想想日期,薛雲澤靠在了椅子上:“我知道,除去裱糊的時間,頂多還有半個月了。唉……”唉他的畫全部是隨手塗鴉的,什麼時候想起來就畫,只有有紙的地方只要是空白的地方他都畫上了。而且畫的無始無終的。自己畫完就不管了,都是他的學生幫他收的,好的壞的他也不清楚了,太多了。大概能拿得出手的不太多。呵呵。
慕辰看了他一眼就知道是這樣,他從來不珍惜他的畫,他的畫在展覽館的標價已過萬,他的一副《晚晴》,寬兩米高34厘米,標價是20萬。20萬的身價啊,可是他還是隨手亂畫,畫了也不整理,估計都讓他的那些個暖床人拿去了,薛雲澤對身邊的人大方的很,只要不煩他要什麼都行。這樣想著慕辰心裡有些發沉,到底還是嫉妒了。
他於是靠在椅子上不說話了,好像說什麼都是嫉妒,他不想這么小心眼。薛雲澤等了一會沒人搭腔,一下子從椅子上蹦起來:“把你的畫給我幾幅!”
“憑什麼啊!”慕辰看著他,他眼睛黑亮的可以,張揚的眉眼。這個人可愛又可氣,總是一副理所當然的樣子,以前是這樣,做不完作業就要自己的。自己不給,就搶。大學的時候是這樣,現在還這樣,是啊,憑什麼啊,都為人師表了,還這麼氣人!還這麼孩子氣。怪不得地下的學生沒有一個尊重他的,不是看見他繞路走,就是跟他好的打成一片。每一種相處方式都不像是老師跟學生的。
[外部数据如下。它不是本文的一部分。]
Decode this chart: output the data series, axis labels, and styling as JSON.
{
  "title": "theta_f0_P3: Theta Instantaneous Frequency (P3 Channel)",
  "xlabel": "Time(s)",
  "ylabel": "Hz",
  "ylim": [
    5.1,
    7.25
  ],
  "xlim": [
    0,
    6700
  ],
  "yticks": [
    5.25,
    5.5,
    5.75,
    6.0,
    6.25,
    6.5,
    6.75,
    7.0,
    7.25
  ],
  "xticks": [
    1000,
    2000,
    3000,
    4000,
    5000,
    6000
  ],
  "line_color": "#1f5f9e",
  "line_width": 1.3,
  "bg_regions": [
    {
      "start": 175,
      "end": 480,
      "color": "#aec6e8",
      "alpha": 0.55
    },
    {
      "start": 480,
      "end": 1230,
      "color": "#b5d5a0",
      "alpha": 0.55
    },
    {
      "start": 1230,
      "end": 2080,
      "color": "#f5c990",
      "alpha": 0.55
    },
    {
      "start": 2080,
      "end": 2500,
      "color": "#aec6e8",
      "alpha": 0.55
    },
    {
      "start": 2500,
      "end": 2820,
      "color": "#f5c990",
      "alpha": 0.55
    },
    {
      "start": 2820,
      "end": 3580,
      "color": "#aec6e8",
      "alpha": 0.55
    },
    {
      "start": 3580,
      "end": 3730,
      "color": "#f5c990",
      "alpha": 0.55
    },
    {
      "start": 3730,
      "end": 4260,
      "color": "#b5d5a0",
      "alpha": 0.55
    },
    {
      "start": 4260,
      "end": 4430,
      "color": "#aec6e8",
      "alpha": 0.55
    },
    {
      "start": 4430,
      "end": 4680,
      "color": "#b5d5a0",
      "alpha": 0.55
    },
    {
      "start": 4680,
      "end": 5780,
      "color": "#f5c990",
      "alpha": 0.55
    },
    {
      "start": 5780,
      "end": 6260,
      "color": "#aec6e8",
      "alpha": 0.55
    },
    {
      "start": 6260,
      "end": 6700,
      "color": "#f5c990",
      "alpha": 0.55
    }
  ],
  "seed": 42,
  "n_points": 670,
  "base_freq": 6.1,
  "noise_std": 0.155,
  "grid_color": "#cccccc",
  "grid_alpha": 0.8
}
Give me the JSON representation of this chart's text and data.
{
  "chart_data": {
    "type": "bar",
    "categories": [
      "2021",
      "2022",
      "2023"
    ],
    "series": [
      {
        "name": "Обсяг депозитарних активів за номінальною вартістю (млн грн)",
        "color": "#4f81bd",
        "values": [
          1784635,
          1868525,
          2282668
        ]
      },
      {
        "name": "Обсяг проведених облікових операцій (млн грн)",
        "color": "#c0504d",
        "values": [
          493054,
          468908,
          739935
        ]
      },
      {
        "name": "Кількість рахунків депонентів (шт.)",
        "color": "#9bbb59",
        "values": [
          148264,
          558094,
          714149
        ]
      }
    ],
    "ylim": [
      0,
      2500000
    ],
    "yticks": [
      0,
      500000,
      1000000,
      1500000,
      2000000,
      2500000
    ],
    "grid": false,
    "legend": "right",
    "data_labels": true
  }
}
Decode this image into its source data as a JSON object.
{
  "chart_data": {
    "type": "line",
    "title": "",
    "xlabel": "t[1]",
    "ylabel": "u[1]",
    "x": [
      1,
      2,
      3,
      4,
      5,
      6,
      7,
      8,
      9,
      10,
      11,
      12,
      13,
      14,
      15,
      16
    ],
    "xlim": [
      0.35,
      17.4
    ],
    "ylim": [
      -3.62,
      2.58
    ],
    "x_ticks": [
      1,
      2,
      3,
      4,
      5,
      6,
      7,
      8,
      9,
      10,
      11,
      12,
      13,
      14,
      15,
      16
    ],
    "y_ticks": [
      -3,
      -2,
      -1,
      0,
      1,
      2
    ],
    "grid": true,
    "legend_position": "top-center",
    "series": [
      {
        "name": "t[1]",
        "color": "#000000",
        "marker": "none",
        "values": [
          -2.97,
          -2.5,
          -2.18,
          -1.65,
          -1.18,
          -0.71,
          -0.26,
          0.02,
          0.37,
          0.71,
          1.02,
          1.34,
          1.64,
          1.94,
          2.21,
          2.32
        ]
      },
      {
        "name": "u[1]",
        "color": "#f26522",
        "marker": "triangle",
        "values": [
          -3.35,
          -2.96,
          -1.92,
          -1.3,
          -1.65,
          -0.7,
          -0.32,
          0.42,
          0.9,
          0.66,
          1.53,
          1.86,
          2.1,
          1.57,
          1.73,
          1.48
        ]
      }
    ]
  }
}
慕辰看著他心裡柔和了下,可恨之人總有可愛之處,他為什麼每次都這麼輕而易舉的原諒他,他又問了他一句:“憑什麼?”聲音已經不冷冽了。於是薛雲澤理所當然的說:“憑咱倆這麼多年的交情你不能見死不救啊,我要是到時候交不上畫,師傅會扒了我的皮的。”
慕辰看著他:“這的理由打不動我。”雲澤,這個理由都是以前的,我已經不想再聽。